I can remember one time when, I think it was HTV, the Welsh TV programme, came and did an interview. Within the camp, there seemed to be two chains of command. I believe there was an army officer there who was in charge of sort of physical things within the camp and would see that the buildings were running in the camp and so on and so forth. And then there was a civilian, who I think was called John Beaumont, who was looking after the resettlement side of the camp and worked for the Ugandan Resettlement Board. I can remember him coming to be interviewed by HTV, and some of the children were interested in watching and seeing what was going on because a lot of them probably hadn’t seen a lot of TV before. Certainly, there wasn’t lot of TV down in Kigezi where I was.
I think one photo with two of the CSV volunteers er who were called Rosie and Sam, talking to one of the students that I got to know really well, which was someone called Nazbat. His family later moved up to Darwen in Lancashire, is it? And another family that I got quite close to moved to Stoke Newington in London, which I knew very well because I used to go through Stoke Newington every day on my journey from home to secondary school. So erm, you know, I managed to go and see them, both of those families outside of the camp once they left and once I finished work with them.
Life after the camp
10:29 I think I stayed in the camp erm probably to something like the mid February, because obviously by that time children were moving out with families to resettle and, the school was basically being wound up I think within the camp. After that, it gave me a desire to carry on teaching and working with children, erm so until I went out to Uganda as a volunteer teacher. I hadn’t any experience of working with students in a school as such. But that confirmed that I wanted to do that, which was what I then went on to do, having qualified as a teacher. And again, my first teaching job was quite an interesting one, in that I taught in what was called an approved school, where I became a teacher-housemaster. So I was doing some teaching and some housemaster duties in a school where pupils mostly from London were sent because they were on the wrong side of the law, basically. And that was quite an eye-opening situation. I stayed there for about a year and then I worked in an Assessment Centre for a local authority which looked after children coming into care.
Final reflection
12:03 It certainly made me appreciate some of the problems that refugees and asylum seekers and things like that have these days. You know, it makes me very sad when I see the way that asylum seekers and some of the Afghan refugees and people from Ukraine are being dealt with by the government. I had the pleasure of going to two or three Asian weddings in the first couple of years after the camp, one of which was a friend from Kibale who was a shoemaker, and his children have gone on to be very, very valuable citizens of this country. They went into nursing, pharmacy and things like that.

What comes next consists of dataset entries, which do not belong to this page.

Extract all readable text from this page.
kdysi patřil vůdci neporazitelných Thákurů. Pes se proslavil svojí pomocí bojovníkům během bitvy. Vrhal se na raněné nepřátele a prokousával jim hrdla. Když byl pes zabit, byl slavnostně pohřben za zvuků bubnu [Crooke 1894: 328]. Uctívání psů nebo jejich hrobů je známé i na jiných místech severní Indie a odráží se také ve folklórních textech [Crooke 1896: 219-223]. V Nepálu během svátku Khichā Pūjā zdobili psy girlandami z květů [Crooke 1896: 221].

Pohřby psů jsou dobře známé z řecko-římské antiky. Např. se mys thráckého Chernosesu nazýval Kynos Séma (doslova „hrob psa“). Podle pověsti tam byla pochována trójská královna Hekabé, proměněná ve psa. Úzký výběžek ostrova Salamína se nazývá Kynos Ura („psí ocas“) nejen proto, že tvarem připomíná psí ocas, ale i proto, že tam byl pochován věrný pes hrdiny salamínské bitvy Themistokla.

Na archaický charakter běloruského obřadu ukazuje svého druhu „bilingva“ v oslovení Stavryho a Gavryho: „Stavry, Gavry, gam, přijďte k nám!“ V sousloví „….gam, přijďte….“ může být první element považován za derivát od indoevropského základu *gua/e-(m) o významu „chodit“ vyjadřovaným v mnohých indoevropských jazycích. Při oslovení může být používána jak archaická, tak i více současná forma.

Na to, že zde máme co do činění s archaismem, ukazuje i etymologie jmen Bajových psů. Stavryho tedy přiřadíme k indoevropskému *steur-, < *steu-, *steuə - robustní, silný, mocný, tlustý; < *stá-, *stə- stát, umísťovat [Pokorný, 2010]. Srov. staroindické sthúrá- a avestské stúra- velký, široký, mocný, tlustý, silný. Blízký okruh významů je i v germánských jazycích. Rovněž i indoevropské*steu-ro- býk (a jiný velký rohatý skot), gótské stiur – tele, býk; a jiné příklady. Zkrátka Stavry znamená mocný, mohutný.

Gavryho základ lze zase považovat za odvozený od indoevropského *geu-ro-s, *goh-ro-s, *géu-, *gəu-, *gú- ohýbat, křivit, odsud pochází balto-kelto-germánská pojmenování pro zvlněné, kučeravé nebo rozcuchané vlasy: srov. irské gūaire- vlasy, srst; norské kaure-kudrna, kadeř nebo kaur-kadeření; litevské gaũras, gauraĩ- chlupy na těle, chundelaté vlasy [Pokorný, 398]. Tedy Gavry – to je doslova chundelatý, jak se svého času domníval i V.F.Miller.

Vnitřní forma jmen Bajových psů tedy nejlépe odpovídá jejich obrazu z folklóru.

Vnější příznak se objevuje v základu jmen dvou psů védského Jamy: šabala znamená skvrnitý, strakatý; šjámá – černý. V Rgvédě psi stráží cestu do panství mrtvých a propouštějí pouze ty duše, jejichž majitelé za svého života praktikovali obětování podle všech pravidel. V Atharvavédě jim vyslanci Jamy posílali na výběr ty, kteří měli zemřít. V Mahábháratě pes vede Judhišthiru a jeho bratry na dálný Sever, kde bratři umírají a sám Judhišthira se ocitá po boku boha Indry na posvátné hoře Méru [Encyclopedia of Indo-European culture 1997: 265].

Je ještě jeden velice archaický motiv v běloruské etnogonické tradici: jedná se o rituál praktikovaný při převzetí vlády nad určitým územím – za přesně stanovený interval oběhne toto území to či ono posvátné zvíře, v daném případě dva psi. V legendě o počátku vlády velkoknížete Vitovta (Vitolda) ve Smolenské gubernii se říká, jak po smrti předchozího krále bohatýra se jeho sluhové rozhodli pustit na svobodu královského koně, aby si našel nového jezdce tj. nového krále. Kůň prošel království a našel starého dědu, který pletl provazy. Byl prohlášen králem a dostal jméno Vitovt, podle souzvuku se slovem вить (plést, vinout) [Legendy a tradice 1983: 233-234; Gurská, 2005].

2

Erm and one anecdote I could tell you is that Johnny was a shoemaker. I had two or three pairs of shoes made by him, and he was cunning. You hear stories of people would try to smuggle things out in with the linings of suitcases, linings in their coats and things like that. Johnny made himself a pair of shoes, which I think had about a £1,000 in each sole, stitched in between the leathers. So, you know, he managed to get that out, and what I managed to do was to bring his wife’s jewellery out, which I carried with me as hand luggage. But some of the other things I tried to bring out for him in my suitcase, which was sent by airfreight, were removed by the time it got to London. But he was very grateful that I brought out the jewellery from the family that was good. He opened up a shoe repair business, what else would he do? In Oxford, his wife went into nursing, and as I said, at least two of his children ended up working for the National Health Service as erm pharmacists and nurses and so on. They were, they were very good citizens.